Asier Andueza Elía, que acaba de estrenar Cantando bajo las balas en DFeria (Donostia) y, de paso, compañía (Luna Hiena Interacciones Culturales), tiene una doble vertiente. La de creativo (dramaturgia y dirección) y la de gestor cultural (promotor del Programa LEB). Y “la IA ha irrumpido, sobre todo, en la parte de la gestión”, apunta, en conversación con este periódico en torno al Día del Teatro.
“Poco a poco se está convirtiendo en una herramienta, principalmente, para el análisis y la adecuación de los proyectos de cara a la búsqueda de financiación. También la uso para el diseño y análisis de indicadores de satisfacción del público”. Con todo, se reconoce receloso hacia el uso de las aplicaciones de IA “porque aún fallan mucho”. “Chat GPT se equivoca un montón y se inventa cosas; sólo se le puede preguntar sobre algo que uno domina; si no, te puede colar asuntos que no son”. Por eso cree que “la parte más útil es la analítica a partir de información concreta que uno aporta”.
En ese sentido le resulta práctica “por el gran volumen de información que estas aplicaciones son capaces de manejar y la rapidez de ejecución con la que trabajan”.
Por otro lado, todo lo que tiene que ver con “el diseño y concreción, por ejemplo de un festival”, sigo afrontándolo desde una perspectiva analógica”, aunque anticipa que la IA se integrará pronto en su trabajo “de una manera más orgánica”.
Dos usos creativos
En cuanto a su faceta creativa, cuenta que ahora está explorando dos usos a estas herramientas. Uno tiene que ver con la traducción de textos. “Me está permitiendo llegar a obras extranjeras desconocidas aquí y que no están publicadas en castellano”, indica. Eso sí, no cree que estas traducciones puedan evitar el trabajo de un traductor/dramaturgo, “pero sí para poder tener una primera impresión o para plantear una reescritura completa de cara a una versión personal de este texto”.

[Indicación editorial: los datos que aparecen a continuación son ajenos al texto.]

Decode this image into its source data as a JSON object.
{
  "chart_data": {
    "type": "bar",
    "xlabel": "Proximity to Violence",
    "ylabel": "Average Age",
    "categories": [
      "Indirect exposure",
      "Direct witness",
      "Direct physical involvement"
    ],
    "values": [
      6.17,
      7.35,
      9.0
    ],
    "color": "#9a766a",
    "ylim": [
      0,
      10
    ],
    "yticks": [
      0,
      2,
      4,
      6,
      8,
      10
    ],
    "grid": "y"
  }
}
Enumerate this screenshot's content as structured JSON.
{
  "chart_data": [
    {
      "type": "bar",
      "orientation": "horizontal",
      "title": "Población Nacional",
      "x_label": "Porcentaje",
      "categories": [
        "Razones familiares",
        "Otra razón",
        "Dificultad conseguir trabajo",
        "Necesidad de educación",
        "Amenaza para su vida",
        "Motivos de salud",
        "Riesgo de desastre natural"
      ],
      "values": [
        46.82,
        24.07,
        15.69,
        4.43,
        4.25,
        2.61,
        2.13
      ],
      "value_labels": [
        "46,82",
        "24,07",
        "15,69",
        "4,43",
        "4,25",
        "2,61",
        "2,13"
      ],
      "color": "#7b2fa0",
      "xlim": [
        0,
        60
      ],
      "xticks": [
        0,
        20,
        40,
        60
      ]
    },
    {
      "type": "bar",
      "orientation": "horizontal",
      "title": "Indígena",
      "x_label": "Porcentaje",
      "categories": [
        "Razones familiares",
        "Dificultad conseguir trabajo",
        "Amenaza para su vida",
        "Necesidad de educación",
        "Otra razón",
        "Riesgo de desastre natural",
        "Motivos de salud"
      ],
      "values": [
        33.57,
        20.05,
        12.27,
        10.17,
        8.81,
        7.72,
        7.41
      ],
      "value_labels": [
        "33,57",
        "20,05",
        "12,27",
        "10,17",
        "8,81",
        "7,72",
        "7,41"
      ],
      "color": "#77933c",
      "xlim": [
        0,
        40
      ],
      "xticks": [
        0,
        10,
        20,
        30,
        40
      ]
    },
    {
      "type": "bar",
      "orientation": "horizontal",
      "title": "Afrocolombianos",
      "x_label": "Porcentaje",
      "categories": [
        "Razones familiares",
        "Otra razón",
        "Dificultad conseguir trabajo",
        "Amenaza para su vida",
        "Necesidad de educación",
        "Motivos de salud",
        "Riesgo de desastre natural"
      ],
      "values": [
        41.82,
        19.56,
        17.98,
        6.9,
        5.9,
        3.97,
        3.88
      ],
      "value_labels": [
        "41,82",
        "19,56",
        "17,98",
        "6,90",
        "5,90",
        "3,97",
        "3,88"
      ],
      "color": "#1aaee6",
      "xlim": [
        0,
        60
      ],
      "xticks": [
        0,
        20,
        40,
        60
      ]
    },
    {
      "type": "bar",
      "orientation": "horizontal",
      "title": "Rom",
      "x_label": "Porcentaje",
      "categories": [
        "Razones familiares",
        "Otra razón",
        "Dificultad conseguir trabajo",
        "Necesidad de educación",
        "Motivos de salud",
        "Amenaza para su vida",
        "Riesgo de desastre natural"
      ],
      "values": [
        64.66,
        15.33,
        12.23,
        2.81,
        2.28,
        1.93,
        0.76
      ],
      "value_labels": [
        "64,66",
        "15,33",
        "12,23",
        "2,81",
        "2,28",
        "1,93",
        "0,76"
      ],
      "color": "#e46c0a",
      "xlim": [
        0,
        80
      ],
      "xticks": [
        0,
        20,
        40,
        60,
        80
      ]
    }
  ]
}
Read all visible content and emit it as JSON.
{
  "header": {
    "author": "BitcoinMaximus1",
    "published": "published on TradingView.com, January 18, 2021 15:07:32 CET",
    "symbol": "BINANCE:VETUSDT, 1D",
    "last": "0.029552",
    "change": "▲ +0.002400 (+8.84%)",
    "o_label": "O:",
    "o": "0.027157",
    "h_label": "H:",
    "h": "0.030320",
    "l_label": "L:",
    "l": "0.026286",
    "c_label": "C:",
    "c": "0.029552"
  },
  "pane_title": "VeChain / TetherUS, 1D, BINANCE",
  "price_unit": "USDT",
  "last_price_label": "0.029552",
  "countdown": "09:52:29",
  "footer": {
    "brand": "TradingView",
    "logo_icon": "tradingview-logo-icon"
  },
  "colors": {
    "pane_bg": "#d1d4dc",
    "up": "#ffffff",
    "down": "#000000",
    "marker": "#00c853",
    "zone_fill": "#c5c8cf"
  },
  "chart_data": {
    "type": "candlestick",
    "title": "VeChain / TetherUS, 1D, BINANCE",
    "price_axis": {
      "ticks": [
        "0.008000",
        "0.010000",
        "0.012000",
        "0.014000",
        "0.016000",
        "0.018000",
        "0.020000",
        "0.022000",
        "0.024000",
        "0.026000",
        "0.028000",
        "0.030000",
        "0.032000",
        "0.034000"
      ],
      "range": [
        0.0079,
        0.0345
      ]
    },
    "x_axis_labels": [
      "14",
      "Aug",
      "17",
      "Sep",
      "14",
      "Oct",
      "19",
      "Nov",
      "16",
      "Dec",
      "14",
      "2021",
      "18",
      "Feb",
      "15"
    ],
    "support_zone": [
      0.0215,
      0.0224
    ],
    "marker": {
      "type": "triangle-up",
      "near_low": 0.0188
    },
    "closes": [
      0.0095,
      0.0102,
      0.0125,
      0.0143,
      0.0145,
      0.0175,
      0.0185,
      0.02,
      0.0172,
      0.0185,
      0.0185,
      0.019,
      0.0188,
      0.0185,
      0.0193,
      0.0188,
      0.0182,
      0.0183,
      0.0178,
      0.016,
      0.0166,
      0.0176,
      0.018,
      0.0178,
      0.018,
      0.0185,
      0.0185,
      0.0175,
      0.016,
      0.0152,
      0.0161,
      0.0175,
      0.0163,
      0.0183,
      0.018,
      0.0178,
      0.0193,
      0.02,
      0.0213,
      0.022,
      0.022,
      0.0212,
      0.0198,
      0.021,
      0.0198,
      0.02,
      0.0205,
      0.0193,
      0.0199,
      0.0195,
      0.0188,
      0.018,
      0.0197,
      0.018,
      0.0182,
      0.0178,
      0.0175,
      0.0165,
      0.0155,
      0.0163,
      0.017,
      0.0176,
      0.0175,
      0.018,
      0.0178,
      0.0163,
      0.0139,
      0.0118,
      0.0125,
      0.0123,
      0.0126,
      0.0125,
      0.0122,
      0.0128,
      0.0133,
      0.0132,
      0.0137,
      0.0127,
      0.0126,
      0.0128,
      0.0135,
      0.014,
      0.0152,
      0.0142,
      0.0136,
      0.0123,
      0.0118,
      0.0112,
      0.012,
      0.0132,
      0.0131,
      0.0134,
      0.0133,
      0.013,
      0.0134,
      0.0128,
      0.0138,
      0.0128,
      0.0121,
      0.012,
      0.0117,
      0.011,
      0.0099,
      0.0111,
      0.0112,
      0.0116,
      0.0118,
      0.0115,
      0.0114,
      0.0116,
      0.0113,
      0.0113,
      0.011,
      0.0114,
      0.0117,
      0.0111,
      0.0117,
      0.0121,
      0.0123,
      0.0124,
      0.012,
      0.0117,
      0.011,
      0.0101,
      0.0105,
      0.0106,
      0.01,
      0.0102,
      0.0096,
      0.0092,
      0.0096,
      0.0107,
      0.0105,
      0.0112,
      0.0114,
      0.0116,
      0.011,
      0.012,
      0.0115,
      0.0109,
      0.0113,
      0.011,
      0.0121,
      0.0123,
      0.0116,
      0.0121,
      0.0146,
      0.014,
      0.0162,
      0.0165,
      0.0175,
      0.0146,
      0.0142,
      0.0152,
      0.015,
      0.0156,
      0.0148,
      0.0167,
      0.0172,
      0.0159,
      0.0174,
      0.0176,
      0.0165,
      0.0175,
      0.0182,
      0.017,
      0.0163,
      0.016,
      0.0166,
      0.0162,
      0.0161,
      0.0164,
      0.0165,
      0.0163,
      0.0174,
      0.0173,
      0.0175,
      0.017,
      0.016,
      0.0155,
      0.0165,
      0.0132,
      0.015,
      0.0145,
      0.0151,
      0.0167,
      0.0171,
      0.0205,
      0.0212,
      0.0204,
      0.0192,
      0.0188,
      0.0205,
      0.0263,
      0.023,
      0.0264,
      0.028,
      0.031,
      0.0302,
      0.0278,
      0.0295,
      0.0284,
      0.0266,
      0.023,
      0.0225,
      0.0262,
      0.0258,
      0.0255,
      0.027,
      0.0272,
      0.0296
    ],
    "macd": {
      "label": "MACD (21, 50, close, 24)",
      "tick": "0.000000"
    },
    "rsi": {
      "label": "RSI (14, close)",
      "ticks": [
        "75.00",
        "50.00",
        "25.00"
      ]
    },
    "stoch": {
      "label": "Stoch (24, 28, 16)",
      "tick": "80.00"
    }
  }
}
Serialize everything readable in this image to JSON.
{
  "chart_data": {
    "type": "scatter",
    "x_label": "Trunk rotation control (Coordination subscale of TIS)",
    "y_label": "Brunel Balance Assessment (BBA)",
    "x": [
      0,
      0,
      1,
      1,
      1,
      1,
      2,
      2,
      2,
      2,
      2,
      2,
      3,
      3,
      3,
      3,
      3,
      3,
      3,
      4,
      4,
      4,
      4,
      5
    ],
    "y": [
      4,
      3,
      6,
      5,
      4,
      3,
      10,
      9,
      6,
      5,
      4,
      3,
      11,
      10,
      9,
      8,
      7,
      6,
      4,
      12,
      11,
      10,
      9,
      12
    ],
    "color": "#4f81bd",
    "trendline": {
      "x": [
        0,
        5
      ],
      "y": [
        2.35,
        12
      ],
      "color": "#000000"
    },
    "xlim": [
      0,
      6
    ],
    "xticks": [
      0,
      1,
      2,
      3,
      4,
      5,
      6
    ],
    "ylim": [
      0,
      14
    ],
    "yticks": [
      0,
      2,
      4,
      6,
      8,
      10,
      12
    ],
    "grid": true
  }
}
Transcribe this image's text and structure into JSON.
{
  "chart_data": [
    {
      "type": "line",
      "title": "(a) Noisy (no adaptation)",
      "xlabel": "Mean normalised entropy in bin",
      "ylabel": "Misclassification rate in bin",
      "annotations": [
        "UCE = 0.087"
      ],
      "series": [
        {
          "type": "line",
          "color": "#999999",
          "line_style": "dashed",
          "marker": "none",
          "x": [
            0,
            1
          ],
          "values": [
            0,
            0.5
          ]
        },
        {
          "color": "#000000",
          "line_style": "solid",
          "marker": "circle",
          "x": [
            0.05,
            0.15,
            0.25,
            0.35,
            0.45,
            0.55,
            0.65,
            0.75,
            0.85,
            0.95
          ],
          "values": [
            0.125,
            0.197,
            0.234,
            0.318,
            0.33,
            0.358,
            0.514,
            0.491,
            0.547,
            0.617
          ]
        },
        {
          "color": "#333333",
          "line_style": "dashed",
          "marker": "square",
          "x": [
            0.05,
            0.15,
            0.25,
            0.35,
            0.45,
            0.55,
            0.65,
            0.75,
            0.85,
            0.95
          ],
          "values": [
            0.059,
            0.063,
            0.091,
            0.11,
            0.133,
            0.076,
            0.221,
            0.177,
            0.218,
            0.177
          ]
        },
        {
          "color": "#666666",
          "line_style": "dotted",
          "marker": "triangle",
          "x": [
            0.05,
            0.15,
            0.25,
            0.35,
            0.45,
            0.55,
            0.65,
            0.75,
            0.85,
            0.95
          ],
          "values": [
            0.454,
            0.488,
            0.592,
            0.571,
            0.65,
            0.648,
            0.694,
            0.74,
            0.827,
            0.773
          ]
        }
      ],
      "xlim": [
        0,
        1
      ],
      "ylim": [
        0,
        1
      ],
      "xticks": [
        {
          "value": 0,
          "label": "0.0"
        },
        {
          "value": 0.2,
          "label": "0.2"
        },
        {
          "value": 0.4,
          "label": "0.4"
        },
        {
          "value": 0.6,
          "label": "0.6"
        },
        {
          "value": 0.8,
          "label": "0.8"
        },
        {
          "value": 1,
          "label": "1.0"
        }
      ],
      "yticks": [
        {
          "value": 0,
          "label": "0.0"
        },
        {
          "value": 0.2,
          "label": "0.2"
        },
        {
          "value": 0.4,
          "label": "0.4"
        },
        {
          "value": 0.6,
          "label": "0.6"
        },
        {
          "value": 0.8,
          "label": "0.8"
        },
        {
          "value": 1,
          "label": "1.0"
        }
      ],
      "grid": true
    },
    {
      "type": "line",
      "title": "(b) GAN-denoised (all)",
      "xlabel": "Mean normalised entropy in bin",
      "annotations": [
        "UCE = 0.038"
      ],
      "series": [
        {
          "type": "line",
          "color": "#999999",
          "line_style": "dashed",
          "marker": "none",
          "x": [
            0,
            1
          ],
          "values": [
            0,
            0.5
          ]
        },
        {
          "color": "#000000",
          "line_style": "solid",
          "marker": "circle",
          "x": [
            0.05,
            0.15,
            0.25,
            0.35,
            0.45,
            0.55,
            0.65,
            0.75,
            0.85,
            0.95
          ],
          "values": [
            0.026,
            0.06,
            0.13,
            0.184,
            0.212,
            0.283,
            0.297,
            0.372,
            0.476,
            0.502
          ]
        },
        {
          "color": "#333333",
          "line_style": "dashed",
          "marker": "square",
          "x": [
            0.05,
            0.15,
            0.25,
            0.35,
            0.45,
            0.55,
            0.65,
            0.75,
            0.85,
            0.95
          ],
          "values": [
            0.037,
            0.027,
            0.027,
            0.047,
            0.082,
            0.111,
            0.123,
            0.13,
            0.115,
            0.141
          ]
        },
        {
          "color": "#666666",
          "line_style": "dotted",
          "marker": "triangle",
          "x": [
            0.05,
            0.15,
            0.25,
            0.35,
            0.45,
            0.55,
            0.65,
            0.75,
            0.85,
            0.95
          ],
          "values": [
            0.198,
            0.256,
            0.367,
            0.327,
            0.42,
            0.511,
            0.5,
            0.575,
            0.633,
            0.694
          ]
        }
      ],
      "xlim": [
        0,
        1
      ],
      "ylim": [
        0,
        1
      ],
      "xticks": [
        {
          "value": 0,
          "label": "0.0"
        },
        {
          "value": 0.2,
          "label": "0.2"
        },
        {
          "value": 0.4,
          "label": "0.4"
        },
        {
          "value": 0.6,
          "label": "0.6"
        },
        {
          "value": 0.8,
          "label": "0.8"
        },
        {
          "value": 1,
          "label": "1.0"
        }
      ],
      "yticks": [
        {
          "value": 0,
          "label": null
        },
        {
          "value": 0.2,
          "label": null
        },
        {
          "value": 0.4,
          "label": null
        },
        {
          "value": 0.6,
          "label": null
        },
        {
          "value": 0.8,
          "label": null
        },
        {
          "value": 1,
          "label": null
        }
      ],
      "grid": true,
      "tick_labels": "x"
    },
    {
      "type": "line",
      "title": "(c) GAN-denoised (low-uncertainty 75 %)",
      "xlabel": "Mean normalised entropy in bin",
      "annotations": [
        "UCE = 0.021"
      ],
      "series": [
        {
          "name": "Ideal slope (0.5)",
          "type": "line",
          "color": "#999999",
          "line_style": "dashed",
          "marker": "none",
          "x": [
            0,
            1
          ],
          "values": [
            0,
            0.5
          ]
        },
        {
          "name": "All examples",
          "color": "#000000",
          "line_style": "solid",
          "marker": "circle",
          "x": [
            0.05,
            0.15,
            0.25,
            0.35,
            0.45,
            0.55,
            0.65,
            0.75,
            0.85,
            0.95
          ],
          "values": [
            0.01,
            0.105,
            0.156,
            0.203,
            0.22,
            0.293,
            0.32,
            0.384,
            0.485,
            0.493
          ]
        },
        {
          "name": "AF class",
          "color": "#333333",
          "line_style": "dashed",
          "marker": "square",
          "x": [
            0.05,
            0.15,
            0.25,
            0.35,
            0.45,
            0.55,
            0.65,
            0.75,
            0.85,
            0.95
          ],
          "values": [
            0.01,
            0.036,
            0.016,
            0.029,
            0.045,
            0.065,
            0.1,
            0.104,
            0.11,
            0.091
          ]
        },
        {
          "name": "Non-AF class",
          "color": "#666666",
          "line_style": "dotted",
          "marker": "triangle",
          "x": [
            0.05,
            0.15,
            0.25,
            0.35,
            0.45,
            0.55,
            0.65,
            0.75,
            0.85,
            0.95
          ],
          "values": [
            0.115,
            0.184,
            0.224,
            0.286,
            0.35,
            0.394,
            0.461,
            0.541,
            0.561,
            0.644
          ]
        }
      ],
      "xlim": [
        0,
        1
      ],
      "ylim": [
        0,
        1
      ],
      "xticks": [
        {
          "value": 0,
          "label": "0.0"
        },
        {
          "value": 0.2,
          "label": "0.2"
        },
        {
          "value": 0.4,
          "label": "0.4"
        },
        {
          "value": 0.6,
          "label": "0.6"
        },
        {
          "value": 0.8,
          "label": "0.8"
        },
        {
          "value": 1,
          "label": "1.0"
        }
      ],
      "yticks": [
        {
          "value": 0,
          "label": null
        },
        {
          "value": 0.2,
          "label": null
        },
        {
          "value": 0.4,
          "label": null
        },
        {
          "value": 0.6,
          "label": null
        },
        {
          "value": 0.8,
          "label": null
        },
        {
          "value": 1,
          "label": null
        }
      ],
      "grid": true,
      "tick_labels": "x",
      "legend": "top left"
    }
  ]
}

También está probando el análisis de textos, “sobre todo, textos propios”. “Cuando termino de escribir una obra, o a mitad de proceso, les interrogo buscando detectar fallas de estructura, de forma, reiteraciones indeseadas, lagunas…” “Me divierte probar y cuestionar mis propios textos”, continúa, aunque admite que el Asier Andueza Elía. Foto: Ondikol “gran problema” de la IA es que “es muy complaciente y muy pelota y tiende a decir lo que uno quiere oír”. “Yo intento volver locos a Chat GPT y Gemini y forzarles a buscar en sus propias contradicciones para detectar las mías”, dice.
Las crisis traen oportunidades
Sobre la posibilidad de que las nuevas tecnologías hagan peligrar el teatro, opina que las crisis suelen ser “una oportunidad para el cambio”, y esto “también lo será”.
Pero el teatro “no es sólo expresión y el arte no es sólo estética”. “Es pensamiento, es discurso, es ética… Además, y, sobre todo, es encuentro, es comunidad, es pensarnos juntos, es interrogarnos juntos y es vivirnos juntos”. “El teatro siempre es una experiencia en presente y en plural”, insiste. Y en todo esto cree que también “habrá un encaje para la IA”, que “se convertirá en una herramienta útil, también para la creación, también para el arte. De eso no tengo ninguna duda”, concluye Andueza, que, al igual que Natalia Huarte, también participará en la mesa redonda que civivox Iturrama acogerá este jueves, 26 de marzo, a las 19.30 horas.